Sampai-sampai di beberapa tempat kedapatan air sungai meluap lantas banjir, cucian tidak kering, dan tentu saja bingung-pasrah bagi mereka yang menafkahi keluarganya dengan menjaja makanan di pasar dan sayur keliling, bakul etek kami menyebutnya.
"Padahal wukune lagi watugunung, uduk sinto, kok udane ngrecih wae", sambat seorang bapak yang tidak sengaja saya dengar di warung kopi.
Memang untuk menandai kejadian alam seperti hujan, masyarakat di kampung saya, utamanya yang berusia 45-an tahun ke atas, tidak hanya menggunakan batas keilmuan geografi: 6 bulan kemarau, 6 bulannya lagi musim penghujan.
Tetapi mulai dari wuku, weton, dan hari digunakan untuk memaknai kejadian alam. Saya rasa ini bukan berdasarkan epistemologi yang ngawur. Kenapa? Sebab mereka mengalami lantas memaknainya berdasarkan hal itu. Metodenya malah observasi full partisipant, bukan mitos atau legenda.
"Lha iya, kudune udan ki cebloke minggu ngarep. Minggu iki paling mek mendang-mendung", timpal bapak lainnya.
Minggu depan wukunya sinto. Kenapa wuku sinto ditandai sebagai pekan hujan? Karena Dewi Sinto saat itu nangis lantaran: ada yang mengatakan dipukul dengan entong, ada juga yang mengatakan ia menikahi seseorang yang belakangan diketahui sebagai anaknya sendiri.

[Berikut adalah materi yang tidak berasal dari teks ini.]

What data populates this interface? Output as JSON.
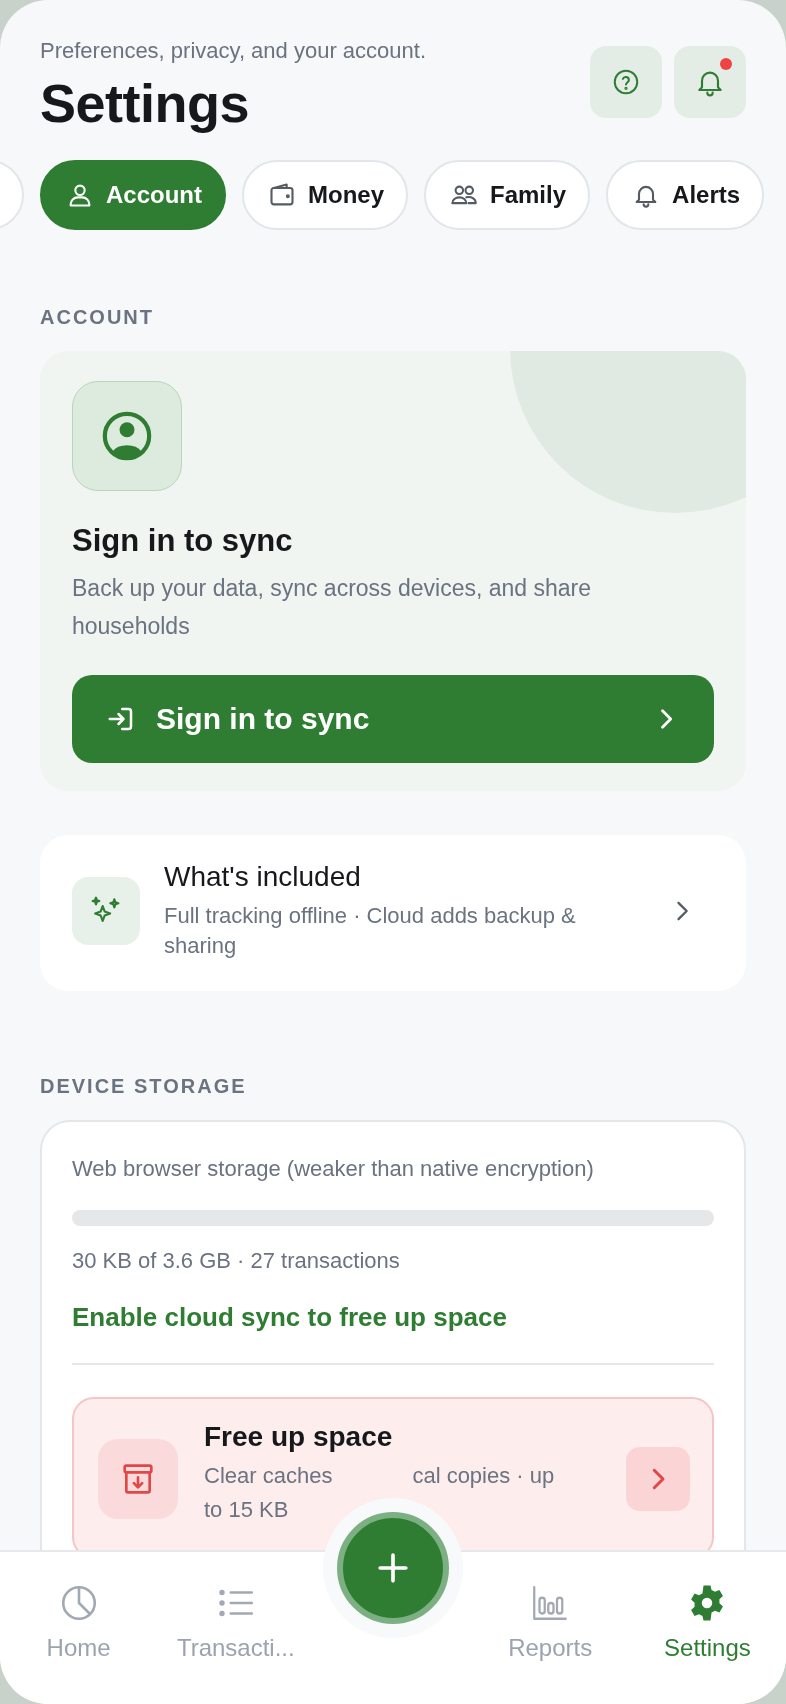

Saya belum menemukan referensi induk ihwal ini, semoga secepatnya.
Maka dari itu, wuku sinto tidak digunakan oleh masyarakat kampung saya untuk menggelar hajatan. Apapun itu. Bukan masalah klenik dan semacamnya. Tetapi untuk menghindari hujan berkepanjangan yang nantinya akan menyusahkan si punya hajat.
Kalau mau mengadakan? Ya monggo, silahkan.
"Ancen saiki jagad (alam semestane) wis bubrah (rusak) kabeh. Makane ora iso ditentokne karo wuku", timpal bapak lainnya.
Ya, bapak-bapak yang duduk di warung kopi itu hanya sekelompok kecil yang menyadari perubahan pola semesta. Tetapi tidak tahu sejauh mana kerusakannya, dan tentu saja tidak memiliki kewenangan untuk menghentikan kerusakan alam yang membabi buta.